Classic internet censorship

Classic Internet Censorship
New regulations in Indonesia show that strict online controls are no longer confined to autocratic countries like China. (Photo: NYTimes)
I want us to consider the implications of this new reality: In three of the four most populous countries in the world, governments have now given themselves the power to order that the internet be wiped of citizens’ posts that authorities do not like.اضافة اعلان

Indonesia — the world’s fourth-most populous country, and a democracy — is in the process of implementing what civil rights organizations say are overly broad regulations to demand removal of online speech that officials consider a disturbance to society or public order. Most major internet companies, including Google, Meta, Netflix, TikTok, Apple, and Twitter have effectively agreed to go along with the rules, for now.

Indonesia’s regulations are another sign that strict online controls are no longer confined to autocratic countries like China, Iran, North Korea, and Myanmar. They are also increasingly the realm of democracies that want to use the law and the internet to shape citizens’ discussions and beliefs.

In free societies, there has long been a tug of war over free speech and its limits. But one of the enduring questions of the online era is what governments, digital companies and citizens should do now that the internet and social media make it both easier for people to share their truth (or their lies) with the world and more appealing for national leaders to shut it all down.

What is happening in three of the world’s four largest countries — China, India, and Indonesia; the US is the third largest — is simpler than that. It fits the classic definition of censorship. Governments are seeking to silence their external critics.

Officials in Indonesia have said that their new regulations are needed to protect people’s privacy, delete online material that promotes child sexual abuse or terrorism, and make the internet a welcoming space to all.

Governments sometimes have legitimate reasons to shape what happens online, such as preventing the spread of dangerous misinformation. But Dhevy Sivaprakasam, Asia Pacific policy counsel for the global digital rights group Access Now, said Indonesia’s rules are a fig leaf used by the government to stifle journalism and citizen protests, with few checks on that power.

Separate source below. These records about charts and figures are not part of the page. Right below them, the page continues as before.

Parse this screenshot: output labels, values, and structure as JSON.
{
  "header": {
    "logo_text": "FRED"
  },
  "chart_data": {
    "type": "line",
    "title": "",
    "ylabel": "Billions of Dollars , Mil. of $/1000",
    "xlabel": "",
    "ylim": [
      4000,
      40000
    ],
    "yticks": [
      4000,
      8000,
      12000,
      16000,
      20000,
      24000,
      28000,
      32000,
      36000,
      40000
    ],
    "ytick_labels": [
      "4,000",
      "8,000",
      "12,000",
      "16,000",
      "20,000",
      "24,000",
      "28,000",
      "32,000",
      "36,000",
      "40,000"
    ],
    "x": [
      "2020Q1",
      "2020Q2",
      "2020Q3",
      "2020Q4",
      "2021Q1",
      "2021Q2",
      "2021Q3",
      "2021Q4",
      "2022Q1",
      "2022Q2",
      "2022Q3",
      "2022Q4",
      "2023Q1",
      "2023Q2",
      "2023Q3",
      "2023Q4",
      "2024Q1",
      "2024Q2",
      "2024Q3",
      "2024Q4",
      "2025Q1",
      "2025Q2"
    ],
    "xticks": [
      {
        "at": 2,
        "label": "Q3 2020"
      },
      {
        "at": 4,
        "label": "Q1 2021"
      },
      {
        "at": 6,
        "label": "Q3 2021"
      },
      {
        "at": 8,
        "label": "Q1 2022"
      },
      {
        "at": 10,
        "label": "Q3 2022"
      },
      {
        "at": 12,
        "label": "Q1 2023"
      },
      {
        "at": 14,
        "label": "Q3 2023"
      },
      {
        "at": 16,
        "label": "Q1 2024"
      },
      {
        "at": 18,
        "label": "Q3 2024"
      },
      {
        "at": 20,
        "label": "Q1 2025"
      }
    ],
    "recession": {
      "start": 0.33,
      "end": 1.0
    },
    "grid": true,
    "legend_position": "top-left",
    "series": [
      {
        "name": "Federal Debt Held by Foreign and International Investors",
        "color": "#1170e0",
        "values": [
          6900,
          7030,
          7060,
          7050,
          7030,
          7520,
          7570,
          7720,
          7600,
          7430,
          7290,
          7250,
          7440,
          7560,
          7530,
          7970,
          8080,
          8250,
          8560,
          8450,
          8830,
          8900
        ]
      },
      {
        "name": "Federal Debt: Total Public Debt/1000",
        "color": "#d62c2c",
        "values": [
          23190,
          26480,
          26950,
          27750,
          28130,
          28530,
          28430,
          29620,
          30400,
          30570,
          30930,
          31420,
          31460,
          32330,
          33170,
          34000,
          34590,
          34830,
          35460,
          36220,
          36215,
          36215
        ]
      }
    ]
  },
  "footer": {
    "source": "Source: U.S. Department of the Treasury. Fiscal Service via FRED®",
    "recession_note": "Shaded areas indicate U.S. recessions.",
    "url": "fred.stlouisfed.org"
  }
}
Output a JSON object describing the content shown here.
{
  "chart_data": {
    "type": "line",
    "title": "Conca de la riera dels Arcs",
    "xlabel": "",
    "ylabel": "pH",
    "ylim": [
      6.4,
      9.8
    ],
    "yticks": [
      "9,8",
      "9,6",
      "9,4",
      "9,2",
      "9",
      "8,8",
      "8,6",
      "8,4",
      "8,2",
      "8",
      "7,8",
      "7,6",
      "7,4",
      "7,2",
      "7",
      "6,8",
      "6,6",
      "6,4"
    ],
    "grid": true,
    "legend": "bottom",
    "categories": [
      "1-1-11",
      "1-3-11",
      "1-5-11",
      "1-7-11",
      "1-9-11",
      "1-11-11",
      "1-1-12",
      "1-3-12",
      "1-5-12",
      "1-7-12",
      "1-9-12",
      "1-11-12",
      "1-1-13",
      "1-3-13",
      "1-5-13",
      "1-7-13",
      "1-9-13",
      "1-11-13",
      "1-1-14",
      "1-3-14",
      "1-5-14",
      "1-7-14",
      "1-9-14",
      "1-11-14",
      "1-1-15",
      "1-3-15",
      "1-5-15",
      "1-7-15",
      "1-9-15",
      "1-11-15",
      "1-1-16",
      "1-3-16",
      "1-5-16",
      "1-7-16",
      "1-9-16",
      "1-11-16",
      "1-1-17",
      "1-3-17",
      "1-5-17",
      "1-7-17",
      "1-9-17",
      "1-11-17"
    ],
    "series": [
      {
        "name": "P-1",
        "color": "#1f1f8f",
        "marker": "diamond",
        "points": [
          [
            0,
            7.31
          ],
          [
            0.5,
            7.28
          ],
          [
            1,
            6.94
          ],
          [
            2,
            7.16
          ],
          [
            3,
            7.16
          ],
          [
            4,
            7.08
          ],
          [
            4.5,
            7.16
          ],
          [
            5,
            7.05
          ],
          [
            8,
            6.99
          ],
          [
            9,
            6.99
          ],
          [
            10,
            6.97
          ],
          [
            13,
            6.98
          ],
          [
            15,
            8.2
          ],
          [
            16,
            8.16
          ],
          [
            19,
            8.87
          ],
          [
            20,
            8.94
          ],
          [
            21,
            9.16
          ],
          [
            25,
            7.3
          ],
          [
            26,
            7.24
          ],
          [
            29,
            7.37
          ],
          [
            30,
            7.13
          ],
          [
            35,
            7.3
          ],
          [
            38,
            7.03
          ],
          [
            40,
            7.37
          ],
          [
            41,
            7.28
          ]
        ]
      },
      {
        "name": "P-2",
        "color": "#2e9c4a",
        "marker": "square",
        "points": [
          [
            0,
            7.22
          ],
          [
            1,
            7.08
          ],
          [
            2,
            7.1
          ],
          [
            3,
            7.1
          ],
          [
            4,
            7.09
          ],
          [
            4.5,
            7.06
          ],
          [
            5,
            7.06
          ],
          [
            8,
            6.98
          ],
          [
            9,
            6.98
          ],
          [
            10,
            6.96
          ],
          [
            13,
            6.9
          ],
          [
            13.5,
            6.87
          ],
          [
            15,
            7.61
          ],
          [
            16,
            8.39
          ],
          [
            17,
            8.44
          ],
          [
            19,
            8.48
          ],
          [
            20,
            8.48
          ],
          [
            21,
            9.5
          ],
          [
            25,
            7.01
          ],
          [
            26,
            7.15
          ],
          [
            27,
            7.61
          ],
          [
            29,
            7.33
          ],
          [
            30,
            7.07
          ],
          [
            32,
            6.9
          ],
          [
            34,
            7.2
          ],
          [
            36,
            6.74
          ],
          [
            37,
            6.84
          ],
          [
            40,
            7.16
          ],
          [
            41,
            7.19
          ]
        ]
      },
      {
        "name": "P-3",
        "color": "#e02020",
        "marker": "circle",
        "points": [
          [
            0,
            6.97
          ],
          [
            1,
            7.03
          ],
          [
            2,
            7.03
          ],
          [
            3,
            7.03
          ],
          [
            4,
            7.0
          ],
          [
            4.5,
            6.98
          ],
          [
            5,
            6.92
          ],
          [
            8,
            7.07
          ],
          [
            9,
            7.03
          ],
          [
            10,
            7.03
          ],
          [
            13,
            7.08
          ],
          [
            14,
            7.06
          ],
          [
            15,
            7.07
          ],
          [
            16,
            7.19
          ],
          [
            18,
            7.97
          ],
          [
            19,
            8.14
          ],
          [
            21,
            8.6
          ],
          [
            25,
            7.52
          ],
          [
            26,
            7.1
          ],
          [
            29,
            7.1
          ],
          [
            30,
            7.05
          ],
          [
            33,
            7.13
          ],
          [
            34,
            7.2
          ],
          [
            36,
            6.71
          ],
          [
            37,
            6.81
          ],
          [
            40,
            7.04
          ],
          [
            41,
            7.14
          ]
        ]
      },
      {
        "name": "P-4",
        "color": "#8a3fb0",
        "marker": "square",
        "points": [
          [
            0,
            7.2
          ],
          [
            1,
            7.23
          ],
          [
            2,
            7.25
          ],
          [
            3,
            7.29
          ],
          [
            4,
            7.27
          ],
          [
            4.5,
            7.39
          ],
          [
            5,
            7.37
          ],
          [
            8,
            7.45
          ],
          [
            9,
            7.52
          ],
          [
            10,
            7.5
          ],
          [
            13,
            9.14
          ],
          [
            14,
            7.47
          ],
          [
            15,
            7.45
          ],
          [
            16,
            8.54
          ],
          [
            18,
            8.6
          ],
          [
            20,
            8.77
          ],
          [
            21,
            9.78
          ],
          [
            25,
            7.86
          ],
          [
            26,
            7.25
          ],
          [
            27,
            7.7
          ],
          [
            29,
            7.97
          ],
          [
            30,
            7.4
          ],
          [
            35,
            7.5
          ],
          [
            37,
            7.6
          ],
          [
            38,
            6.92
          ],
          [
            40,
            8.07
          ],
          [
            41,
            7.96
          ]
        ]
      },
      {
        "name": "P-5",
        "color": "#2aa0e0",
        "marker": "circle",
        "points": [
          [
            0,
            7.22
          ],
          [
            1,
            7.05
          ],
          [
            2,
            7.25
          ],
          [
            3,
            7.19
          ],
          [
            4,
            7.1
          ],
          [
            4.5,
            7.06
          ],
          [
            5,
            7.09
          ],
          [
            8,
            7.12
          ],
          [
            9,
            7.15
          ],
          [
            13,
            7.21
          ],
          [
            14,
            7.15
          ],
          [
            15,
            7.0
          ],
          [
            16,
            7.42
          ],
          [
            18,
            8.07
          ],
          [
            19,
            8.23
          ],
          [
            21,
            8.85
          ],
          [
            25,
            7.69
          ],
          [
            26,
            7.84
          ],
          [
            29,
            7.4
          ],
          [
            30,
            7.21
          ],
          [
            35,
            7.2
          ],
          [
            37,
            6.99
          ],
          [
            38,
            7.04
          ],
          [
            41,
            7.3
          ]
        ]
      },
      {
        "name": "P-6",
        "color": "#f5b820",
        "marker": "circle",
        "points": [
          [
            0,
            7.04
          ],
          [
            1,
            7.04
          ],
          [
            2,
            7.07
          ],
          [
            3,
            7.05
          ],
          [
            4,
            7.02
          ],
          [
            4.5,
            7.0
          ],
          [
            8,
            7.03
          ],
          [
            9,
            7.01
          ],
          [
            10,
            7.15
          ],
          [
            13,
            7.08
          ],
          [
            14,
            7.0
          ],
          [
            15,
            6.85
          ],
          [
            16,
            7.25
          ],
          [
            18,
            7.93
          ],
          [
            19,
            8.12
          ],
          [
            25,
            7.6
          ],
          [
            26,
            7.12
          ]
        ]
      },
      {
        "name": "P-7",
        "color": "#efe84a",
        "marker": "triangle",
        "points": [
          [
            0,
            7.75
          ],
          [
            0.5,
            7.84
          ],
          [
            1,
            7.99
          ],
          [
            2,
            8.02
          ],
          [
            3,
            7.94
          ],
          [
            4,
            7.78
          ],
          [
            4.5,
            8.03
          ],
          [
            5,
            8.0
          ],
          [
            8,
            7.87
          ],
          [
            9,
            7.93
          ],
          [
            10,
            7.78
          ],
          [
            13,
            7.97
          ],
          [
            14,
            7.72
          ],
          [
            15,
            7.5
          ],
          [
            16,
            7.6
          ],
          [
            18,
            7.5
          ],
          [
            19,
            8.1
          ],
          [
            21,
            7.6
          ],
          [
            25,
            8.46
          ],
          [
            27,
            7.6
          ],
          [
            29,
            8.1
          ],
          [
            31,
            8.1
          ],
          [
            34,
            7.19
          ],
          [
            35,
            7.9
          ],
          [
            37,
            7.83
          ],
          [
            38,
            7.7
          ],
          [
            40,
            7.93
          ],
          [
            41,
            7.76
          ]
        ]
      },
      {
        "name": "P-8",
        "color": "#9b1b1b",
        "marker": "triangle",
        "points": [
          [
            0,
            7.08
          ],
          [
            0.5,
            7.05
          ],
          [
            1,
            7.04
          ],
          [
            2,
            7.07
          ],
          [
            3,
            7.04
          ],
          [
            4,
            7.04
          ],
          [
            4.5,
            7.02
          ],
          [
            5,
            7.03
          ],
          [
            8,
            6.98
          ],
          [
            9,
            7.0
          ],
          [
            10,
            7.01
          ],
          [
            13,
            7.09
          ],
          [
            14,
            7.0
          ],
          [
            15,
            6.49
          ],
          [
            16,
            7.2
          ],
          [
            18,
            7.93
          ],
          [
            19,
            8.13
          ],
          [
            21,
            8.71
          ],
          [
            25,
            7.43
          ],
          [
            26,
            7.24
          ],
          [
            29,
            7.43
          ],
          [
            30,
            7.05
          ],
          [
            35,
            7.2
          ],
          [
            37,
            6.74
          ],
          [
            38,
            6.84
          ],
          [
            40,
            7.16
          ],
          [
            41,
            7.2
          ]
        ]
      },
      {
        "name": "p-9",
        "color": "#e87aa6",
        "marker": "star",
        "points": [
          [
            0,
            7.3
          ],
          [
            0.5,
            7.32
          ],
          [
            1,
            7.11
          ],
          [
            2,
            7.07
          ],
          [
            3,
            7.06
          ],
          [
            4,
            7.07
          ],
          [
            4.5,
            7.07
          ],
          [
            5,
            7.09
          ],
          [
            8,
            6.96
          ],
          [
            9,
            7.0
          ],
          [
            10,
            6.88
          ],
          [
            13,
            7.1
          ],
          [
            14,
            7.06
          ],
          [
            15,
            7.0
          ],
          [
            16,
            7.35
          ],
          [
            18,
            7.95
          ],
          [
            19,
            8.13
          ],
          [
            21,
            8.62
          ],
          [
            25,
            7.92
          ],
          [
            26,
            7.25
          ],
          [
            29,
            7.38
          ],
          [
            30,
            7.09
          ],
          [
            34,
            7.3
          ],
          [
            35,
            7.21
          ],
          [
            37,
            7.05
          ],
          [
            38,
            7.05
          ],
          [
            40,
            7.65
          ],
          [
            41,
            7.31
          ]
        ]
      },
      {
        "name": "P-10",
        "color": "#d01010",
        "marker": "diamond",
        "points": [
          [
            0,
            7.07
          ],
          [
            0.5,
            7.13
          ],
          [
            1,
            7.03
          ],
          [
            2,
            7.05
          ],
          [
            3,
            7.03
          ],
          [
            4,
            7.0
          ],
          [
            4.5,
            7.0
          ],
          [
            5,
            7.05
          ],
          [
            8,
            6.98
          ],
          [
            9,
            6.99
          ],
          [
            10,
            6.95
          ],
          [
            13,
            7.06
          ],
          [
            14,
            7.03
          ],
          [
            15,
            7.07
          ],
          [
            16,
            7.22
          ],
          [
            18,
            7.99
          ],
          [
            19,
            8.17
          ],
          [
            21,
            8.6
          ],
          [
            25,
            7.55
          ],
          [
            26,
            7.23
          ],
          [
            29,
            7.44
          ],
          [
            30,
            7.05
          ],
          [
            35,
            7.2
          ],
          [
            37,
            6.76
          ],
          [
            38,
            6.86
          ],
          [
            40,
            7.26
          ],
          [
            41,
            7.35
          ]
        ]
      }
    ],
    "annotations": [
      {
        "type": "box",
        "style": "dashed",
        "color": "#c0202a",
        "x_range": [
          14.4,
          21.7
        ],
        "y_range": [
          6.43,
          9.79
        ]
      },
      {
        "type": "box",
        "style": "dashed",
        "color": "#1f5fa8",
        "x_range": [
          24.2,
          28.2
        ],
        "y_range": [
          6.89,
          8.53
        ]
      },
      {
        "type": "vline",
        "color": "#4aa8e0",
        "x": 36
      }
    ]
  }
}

The regulations require digital companies, including social media sites, digital payment, and video game companies and messaging apps to constantly scan for online material that violates the law and pull it down within hours if discovered. Authorities also have the right to request user data, including people’s communications and financial transactions. Companies that fail to comply with the law can be fined or forced to stop operating in the country.

Indonesia’s regulations, which have not been applied yet, “raise serious concerns for the rights to freedom of expression, association, information, privacy, and security,” Sivaprakasam said.

Access Now has also called out other sweeping online censorship laws in Asia, including those in Vietnam, Bangladesh, and India.

It gets more complicated trying to decide what to do about these laws. Companies in technology and other industries tend to say they are required to comply with the laws of the countries in which they operate, but they do push back sometimes, or even pull out of countries such as Russia, arguing that the laws or governments’ interpretations of them violate people’s fundamental freedoms.

Access Now and other rights groups have said that companies should not bow to what they say are violations of international human rights and other norms in Indonesia.

Executives of US internet companies have said privately that the US government should do more to stand up to overly strict government controls over online expression, rather than leave it up to Google, Apple, Meta, and Twitter alone. They say US companies should not be put in a position of trying to independently defend citizens of other countries from abuses by their own governments.

The original, utopian idea of the internet was that it would help tear down national boundaries and give citizens abilities they had never before had to challenge their governments. We saw a version of that, but then governments wanted more control over what happened online. “Governments are very powerful, and they don’t like to be displaced,” Mishi Choudhary, a lawyer who works on the rights of internet users in India, told me last year.

Our challenge, then, is to make room for governments to act in the public interest to shape what happens online when necessary, while calling them out when authorities abuse this right in order to maintain their own power.